So here we are once again in a state budget mess as time begins to wind down in the legislative session and, faced with a $878 million budget shortfall for next fiscal year, lawmakers and stakeholders have starting offering up proposals.

On one side of the proposals, a small group of legislators and their supporters are suggesting the state raise the oil and gas production tax back to its historic level of 7 percent and increase income taxes on the wealthiest Oklahomans. This could put a dent in the shortfall

On another side, there are proposals to tax more services and raise taxes on cigarettes and fuel, which would help the financial situation somewhat and could lead to teacher raises but would hardly solve the problem. Some people see these as regressive taxes, as well, because people with less income pay more of a percentage of their income for the essentials of life. One can argue whether cigarettes are “essential,” of course.

Then there’s The Oklahoman editorial board, which recently warned “ . . . if lawmakers raise taxes on oil and gas production and cause curtailment of drilling, they could quickly turn the current state recovery back into a recession.”

In the end, funding cuts seem to be a given once again this coming year.

So we’re stuck in a dire situation. Oklahoma, it has been noted repeatedly, has cut education the most on a percentage basis than any other state since 2008. Teachers haven’t had an across-the-board raise in years, and many are flocking to other states for better pay and support.

Virtually all areas of state government have been slashed financially in recent years as the hydraulic fracturing boom evaporated because of the world oil glut and because of tax breaks for energy companies and recent income tax cuts that primarily benefited wealthy people. The Oklahoman notes, “Energy production is a foundational element of Oklahoma’s economy,” but, well, that’s both the point and the problem.

As I’ve written here before, Oklahoma needs structural change in its economy and its tax revenue streams. What if peak oil demand and the creation of more renewable energy means Oklahoma won’t ever again enjoy the real “boom” side of the boom and bust cycles of the fossil fuel industry? That’s a possibility.

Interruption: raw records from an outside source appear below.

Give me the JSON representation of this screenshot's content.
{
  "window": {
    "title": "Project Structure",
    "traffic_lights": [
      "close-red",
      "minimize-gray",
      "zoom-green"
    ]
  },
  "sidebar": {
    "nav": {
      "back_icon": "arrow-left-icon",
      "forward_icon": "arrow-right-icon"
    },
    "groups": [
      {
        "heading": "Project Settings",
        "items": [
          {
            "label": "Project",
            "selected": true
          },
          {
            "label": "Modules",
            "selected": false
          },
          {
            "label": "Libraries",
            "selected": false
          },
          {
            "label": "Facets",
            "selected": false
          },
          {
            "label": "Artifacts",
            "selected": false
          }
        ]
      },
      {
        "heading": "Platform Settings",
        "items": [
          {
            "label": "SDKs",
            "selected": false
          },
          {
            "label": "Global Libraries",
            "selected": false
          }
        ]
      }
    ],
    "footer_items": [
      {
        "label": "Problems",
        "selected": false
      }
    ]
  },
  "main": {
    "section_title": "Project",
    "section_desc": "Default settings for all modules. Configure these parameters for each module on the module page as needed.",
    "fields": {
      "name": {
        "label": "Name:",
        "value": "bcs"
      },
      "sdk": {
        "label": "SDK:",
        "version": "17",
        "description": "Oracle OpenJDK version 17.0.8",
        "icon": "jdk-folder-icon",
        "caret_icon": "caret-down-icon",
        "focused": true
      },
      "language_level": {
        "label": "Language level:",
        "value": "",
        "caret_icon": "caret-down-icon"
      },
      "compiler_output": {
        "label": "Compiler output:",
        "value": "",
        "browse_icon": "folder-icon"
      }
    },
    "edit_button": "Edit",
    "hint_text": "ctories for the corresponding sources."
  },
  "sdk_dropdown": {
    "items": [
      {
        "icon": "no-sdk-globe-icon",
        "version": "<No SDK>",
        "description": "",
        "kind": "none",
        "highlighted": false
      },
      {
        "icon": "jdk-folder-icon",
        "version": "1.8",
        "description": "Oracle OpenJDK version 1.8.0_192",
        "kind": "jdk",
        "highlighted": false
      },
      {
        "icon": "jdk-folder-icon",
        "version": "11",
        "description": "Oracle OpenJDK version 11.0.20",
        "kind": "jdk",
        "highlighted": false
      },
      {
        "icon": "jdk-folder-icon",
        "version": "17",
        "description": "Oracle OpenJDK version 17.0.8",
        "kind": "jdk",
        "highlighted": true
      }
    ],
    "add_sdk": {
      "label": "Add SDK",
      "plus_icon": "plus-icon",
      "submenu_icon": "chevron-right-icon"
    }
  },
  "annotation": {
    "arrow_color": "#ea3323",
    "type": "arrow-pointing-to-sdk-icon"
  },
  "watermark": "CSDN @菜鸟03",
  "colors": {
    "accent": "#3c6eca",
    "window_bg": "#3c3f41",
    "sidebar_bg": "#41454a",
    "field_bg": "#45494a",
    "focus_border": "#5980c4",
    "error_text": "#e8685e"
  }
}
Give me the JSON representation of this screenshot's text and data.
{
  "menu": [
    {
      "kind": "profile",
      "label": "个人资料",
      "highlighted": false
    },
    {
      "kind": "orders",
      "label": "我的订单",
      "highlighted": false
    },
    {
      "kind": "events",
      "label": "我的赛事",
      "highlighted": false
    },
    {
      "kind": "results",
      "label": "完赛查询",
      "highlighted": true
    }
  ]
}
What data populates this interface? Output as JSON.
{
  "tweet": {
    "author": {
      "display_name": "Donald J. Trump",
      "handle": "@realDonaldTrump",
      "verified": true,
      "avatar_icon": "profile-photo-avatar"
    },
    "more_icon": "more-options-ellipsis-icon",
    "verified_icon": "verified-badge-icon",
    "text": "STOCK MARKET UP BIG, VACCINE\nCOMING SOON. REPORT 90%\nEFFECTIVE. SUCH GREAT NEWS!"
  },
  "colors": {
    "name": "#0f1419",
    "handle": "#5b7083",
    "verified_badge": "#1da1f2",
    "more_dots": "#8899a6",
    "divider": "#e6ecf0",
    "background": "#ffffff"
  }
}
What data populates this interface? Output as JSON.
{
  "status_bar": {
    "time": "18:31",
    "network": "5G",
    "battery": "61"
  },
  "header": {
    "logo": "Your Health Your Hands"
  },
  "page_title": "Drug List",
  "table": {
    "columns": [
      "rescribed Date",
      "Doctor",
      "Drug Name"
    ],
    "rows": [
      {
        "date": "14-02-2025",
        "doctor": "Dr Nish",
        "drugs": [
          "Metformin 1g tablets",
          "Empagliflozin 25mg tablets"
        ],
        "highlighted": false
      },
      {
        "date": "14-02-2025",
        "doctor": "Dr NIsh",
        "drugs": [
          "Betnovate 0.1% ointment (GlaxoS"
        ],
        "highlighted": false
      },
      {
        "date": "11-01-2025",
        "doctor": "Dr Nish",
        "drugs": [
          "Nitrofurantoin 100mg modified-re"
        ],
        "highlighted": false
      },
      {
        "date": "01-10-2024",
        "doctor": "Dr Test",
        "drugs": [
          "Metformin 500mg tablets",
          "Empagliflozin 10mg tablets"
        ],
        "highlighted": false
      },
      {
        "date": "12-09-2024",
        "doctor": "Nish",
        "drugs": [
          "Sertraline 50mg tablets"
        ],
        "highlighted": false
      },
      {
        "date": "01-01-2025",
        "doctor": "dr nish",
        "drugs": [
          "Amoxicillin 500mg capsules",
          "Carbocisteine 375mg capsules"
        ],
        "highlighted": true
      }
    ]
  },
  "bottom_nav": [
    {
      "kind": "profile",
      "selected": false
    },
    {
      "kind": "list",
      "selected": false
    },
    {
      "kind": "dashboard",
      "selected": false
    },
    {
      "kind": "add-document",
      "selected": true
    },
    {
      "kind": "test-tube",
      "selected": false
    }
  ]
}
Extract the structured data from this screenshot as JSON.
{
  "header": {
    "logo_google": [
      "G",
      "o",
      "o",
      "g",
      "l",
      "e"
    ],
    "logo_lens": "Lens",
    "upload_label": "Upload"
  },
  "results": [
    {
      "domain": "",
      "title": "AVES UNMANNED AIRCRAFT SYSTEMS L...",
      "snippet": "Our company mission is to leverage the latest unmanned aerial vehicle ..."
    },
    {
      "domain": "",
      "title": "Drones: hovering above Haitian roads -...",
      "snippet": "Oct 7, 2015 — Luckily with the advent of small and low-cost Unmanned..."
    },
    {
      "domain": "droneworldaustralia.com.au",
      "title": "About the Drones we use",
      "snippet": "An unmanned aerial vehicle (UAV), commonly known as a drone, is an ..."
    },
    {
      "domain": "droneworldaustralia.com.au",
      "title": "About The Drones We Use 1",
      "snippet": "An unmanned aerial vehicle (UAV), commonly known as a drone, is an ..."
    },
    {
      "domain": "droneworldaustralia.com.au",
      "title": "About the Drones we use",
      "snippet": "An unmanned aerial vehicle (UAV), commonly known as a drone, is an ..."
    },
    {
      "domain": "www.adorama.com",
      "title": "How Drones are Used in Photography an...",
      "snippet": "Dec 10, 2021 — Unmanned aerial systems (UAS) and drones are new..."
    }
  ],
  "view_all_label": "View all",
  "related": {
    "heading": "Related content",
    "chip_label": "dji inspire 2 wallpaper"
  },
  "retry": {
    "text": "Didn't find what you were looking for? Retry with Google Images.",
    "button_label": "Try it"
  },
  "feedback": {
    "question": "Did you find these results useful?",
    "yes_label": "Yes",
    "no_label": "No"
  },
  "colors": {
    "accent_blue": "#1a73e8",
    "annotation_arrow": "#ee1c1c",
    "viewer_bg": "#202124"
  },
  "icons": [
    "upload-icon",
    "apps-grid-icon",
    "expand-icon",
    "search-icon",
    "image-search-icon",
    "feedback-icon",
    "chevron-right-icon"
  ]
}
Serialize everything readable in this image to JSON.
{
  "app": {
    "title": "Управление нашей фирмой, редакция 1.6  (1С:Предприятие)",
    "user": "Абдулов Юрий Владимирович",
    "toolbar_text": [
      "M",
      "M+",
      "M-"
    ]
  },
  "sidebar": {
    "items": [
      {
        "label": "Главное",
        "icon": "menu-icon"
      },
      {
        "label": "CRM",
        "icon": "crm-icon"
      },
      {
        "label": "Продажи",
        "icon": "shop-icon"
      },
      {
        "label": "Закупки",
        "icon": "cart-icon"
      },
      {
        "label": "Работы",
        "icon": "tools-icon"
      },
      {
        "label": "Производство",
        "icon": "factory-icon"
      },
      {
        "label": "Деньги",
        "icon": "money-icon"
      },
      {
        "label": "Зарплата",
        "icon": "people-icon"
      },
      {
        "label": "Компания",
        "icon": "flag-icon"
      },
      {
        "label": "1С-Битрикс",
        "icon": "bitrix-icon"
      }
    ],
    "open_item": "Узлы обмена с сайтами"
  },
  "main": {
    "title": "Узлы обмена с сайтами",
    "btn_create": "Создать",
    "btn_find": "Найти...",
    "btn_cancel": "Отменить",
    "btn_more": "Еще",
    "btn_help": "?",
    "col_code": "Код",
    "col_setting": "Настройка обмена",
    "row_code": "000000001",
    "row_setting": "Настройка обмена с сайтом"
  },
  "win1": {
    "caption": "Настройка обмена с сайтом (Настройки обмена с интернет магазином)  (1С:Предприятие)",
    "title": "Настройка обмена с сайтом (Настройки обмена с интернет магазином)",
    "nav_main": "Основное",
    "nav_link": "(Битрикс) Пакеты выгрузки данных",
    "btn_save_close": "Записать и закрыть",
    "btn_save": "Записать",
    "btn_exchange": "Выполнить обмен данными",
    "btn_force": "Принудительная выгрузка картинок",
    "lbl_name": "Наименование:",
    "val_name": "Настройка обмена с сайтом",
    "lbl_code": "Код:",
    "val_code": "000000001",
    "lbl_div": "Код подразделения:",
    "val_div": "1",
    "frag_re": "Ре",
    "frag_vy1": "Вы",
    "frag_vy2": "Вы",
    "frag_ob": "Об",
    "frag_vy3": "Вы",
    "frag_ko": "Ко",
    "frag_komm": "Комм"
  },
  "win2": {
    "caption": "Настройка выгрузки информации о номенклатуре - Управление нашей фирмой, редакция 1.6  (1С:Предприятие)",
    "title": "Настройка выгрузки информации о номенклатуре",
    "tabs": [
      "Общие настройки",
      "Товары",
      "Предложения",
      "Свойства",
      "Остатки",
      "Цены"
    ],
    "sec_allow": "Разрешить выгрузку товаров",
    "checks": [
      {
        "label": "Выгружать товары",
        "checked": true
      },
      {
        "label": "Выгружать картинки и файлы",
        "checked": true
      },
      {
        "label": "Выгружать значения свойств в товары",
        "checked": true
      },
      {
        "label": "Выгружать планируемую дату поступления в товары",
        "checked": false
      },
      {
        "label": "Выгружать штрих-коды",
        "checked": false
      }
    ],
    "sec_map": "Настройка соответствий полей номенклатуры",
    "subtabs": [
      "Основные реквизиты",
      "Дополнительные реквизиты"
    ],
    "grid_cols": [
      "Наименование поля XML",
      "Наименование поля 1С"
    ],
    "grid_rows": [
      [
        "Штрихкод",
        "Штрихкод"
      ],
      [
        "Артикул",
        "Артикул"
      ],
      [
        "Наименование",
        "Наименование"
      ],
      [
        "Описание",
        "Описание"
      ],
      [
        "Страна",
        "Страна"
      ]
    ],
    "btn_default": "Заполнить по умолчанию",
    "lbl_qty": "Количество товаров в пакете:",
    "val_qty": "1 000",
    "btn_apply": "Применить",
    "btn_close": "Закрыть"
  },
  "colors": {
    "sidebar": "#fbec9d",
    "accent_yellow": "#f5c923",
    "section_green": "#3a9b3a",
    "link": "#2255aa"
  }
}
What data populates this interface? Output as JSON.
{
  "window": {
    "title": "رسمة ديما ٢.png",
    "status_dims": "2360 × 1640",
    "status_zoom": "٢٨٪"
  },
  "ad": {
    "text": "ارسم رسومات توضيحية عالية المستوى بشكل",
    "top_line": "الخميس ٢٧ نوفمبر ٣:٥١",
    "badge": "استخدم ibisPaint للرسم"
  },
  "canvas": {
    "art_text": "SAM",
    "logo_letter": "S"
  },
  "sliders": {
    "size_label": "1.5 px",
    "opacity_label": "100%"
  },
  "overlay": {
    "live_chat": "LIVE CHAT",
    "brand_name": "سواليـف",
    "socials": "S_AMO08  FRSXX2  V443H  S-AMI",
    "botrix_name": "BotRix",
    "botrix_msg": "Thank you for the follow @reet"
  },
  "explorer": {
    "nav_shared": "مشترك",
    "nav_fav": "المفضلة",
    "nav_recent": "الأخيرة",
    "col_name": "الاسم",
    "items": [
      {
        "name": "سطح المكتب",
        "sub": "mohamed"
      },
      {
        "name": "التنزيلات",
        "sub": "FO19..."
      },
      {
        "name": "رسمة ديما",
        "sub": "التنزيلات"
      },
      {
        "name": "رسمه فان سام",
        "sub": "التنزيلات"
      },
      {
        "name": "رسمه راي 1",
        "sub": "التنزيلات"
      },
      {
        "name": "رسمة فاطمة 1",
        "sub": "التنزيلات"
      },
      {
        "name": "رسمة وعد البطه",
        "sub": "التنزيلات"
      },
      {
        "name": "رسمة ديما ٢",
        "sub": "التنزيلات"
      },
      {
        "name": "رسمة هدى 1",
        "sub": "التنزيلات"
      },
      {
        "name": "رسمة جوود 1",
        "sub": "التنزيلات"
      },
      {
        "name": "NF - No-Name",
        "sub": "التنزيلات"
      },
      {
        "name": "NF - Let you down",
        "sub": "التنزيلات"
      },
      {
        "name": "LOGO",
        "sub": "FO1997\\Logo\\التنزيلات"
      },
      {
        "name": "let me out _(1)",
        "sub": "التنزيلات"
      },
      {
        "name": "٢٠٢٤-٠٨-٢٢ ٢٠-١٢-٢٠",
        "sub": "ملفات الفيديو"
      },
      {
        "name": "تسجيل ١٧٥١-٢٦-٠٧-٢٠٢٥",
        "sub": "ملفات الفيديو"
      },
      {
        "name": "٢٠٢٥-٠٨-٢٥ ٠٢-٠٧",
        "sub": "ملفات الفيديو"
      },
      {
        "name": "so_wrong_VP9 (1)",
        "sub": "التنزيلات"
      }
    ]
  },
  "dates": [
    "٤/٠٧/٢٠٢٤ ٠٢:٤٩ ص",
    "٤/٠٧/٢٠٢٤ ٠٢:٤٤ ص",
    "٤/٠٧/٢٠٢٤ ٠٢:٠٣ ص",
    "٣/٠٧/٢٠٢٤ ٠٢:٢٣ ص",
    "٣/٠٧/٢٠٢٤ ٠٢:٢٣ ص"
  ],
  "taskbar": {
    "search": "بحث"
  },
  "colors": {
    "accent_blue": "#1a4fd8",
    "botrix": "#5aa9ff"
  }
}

Oklahoma does have plenty of land, electricity and a decent location with two major Interstate highways running through it. It makes it ideal for growth in technology companies and tech-related businesses, but how can that happen without a more educated workforce?

How do you get an educated workforce after draconian cuts to education at all levels, which includes a16 percent funding cut to higher education last year.